After clearing customs, we had to take a shuttle bus to the car rental company but this was a mission like we’ve never experienced before. Someone out there clearly made mother nature very mad as she welcomed us to Iceland with winds gusting at 50 – 60 mph. It was the first time ever that a car rental company warned me to ‘please hold on to the door when entering the vehicle as the wind may rip the door off the car’. No, I did not make that up and after attempting to get into our car for the first time, I realised they actually had a point.
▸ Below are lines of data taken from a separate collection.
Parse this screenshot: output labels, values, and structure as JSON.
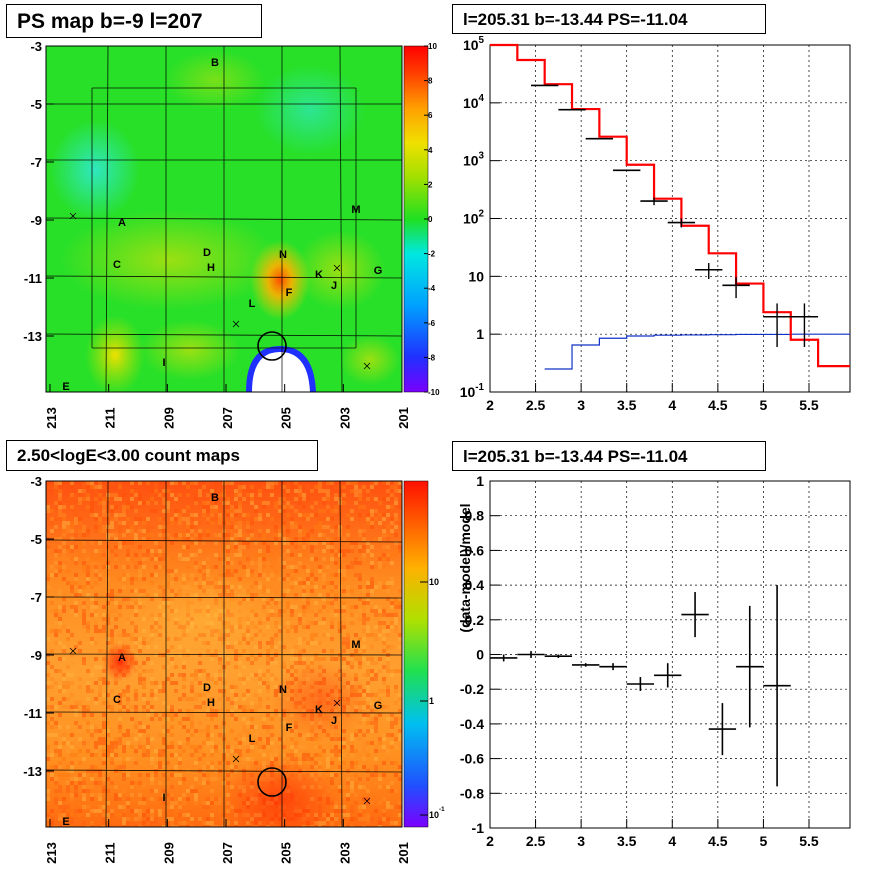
{
  "chart_data": [
    {
      "type": "heatmap",
      "title": "PS map b=-9 l=207",
      "x_ticks": [
        "213",
        "211",
        "209",
        "207",
        "205",
        "203",
        "201"
      ],
      "y_ticks": [
        "-3",
        "-5",
        "-7",
        "-9",
        "-11",
        "-13"
      ],
      "colorbar_ticks": [
        "10",
        "8",
        "6",
        "4",
        "2",
        "0",
        "-2",
        "-4",
        "-6",
        "-8",
        "-10"
      ],
      "zlim": [
        -10,
        10
      ],
      "labels": [
        "B",
        "A",
        "C",
        "D",
        "H",
        "N",
        "K",
        "J",
        "F",
        "L",
        "M",
        "G",
        "I",
        "E"
      ]
    },
    {
      "type": "line",
      "title": "l=205.31 b=-13.44 PS=-11.04",
      "log_y": true,
      "grid": true,
      "xlim": [
        2,
        5.95
      ],
      "ylim": [
        0.1,
        100000
      ],
      "x_ticks": [
        "2",
        "2.5",
        "3",
        "3.5",
        "4",
        "4.5",
        "5",
        "5.5"
      ],
      "y_ticks": [
        "10^5",
        "10^4",
        "10^3",
        "10^2",
        "10",
        "1",
        "10^-1"
      ],
      "model_total": {
        "edges": [
          2.0,
          2.3,
          2.6,
          2.9,
          3.2,
          3.5,
          3.8,
          4.1,
          4.4,
          4.7,
          5.0,
          5.3,
          5.6,
          5.95
        ],
        "values": [
          100000,
          55000,
          21000,
          7800,
          2600,
          850,
          220,
          75,
          25,
          7.5,
          2.4,
          0.8,
          0.28
        ]
      },
      "point_source_model": {
        "edges": [
          2.6,
          2.9,
          3.2,
          3.5,
          3.8,
          4.1,
          4.4,
          4.7,
          5.0,
          5.3,
          5.6,
          5.95
        ],
        "values": [
          0.25,
          0.65,
          0.85,
          0.93,
          0.96,
          0.97,
          0.98,
          0.99,
          0.99,
          1.0,
          1.0
        ]
      },
      "data": [
        {
          "x": 2.6,
          "y": 20000,
          "dx": 0.15,
          "err": 0
        },
        {
          "x": 2.9,
          "y": 7600,
          "dx": 0.15,
          "err": 0
        },
        {
          "x": 3.2,
          "y": 2400,
          "dx": 0.15,
          "err": 0
        },
        {
          "x": 3.5,
          "y": 680,
          "dx": 0.15,
          "err": 0
        },
        {
          "x": 3.8,
          "y": 200,
          "dx": 0.15,
          "err": 30
        },
        {
          "x": 4.1,
          "y": 85,
          "dx": 0.15,
          "err": 15
        },
        {
          "x": 4.4,
          "y": 13,
          "dx": 0.15,
          "err": 4
        },
        {
          "x": 4.7,
          "y": 7,
          "dx": 0.15,
          "err": 2.8
        },
        {
          "x": 5.15,
          "y": 2,
          "dx": 0.15,
          "err": 1.4
        },
        {
          "x": 5.45,
          "y": 2,
          "dx": 0.15,
          "err": 1.4
        }
      ]
    },
    {
      "type": "heatmap",
      "title": "2.50<logE<3.00 count maps",
      "x_ticks": [
        "213",
        "211",
        "209",
        "207",
        "205",
        "203",
        "201"
      ],
      "y_ticks": [
        "-3",
        "-5",
        "-7",
        "-9",
        "-11",
        "-13"
      ],
      "colorbar_ticks": [
        "10",
        "1",
        "10^-1"
      ],
      "log_z": true,
      "labels": [
        "B",
        "A",
        "C",
        "D",
        "H",
        "N",
        "K",
        "J",
        "F",
        "L",
        "M",
        "G",
        "I",
        "E"
      ]
    },
    {
      "type": "scatter",
      "title": "l=205.31 b=-13.44 PS=-11.04",
      "ylabel": "(data-model)/model",
      "grid": true,
      "xlim": [
        2,
        5.95
      ],
      "ylim": [
        -1,
        1
      ],
      "x_ticks": [
        "2",
        "2.5",
        "3",
        "3.5",
        "4",
        "4.5",
        "5",
        "5.5"
      ],
      "y_ticks": [
        "1",
        "0.8",
        "0.6",
        "0.4",
        "0.2",
        "0",
        "-0.2",
        "-0.4",
        "-0.6",
        "-0.8",
        "-1"
      ],
      "points": [
        {
          "x": 2.15,
          "y": -0.02,
          "dx": 0.15,
          "err": 0.02
        },
        {
          "x": 2.45,
          "y": 0.0,
          "dx": 0.15,
          "err": 0.02
        },
        {
          "x": 2.75,
          "y": -0.01,
          "dx": 0.15,
          "err": 0.01
        },
        {
          "x": 3.05,
          "y": -0.06,
          "dx": 0.15,
          "err": 0.01
        },
        {
          "x": 3.35,
          "y": -0.07,
          "dx": 0.15,
          "err": 0.02
        },
        {
          "x": 3.65,
          "y": -0.17,
          "dx": 0.15,
          "err": 0.04
        },
        {
          "x": 3.95,
          "y": -0.12,
          "dx": 0.15,
          "err": 0.07
        },
        {
          "x": 4.25,
          "y": 0.23,
          "dx": 0.15,
          "err": 0.13
        },
        {
          "x": 4.55,
          "y": -0.43,
          "dx": 0.15,
          "err": 0.15
        },
        {
          "x": 4.85,
          "y": -0.07,
          "dx": 0.15,
          "err": 0.35
        },
        {
          "x": 5.15,
          "y": -0.18,
          "dx": 0.15,
          "err": 0.58
        }
      ]
    }
  ]
}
Our first stop was the grocery store where we stocked up for the weekend before making our way to the secret nature reserve in Hafnarfjörour where our cabin is situated. The strong winds played with our car, causing the same feeling you experience during turbulence when flying, so we drove slower and took a bit longer to get here, but we’re finally at the cabin, safe and sound. The cabin is stunning and the indoor fireplace makes it extra cosy. The official outside temperature is about -1’C but the wind makes it feel much colder. Tonight we will chill out in the cabin and hopefully, we’ll have better weather conditions tomorrow when we embark on our excursions which will include snowmobiles on the ice cap and a visit to Gullfoss and the geysirs.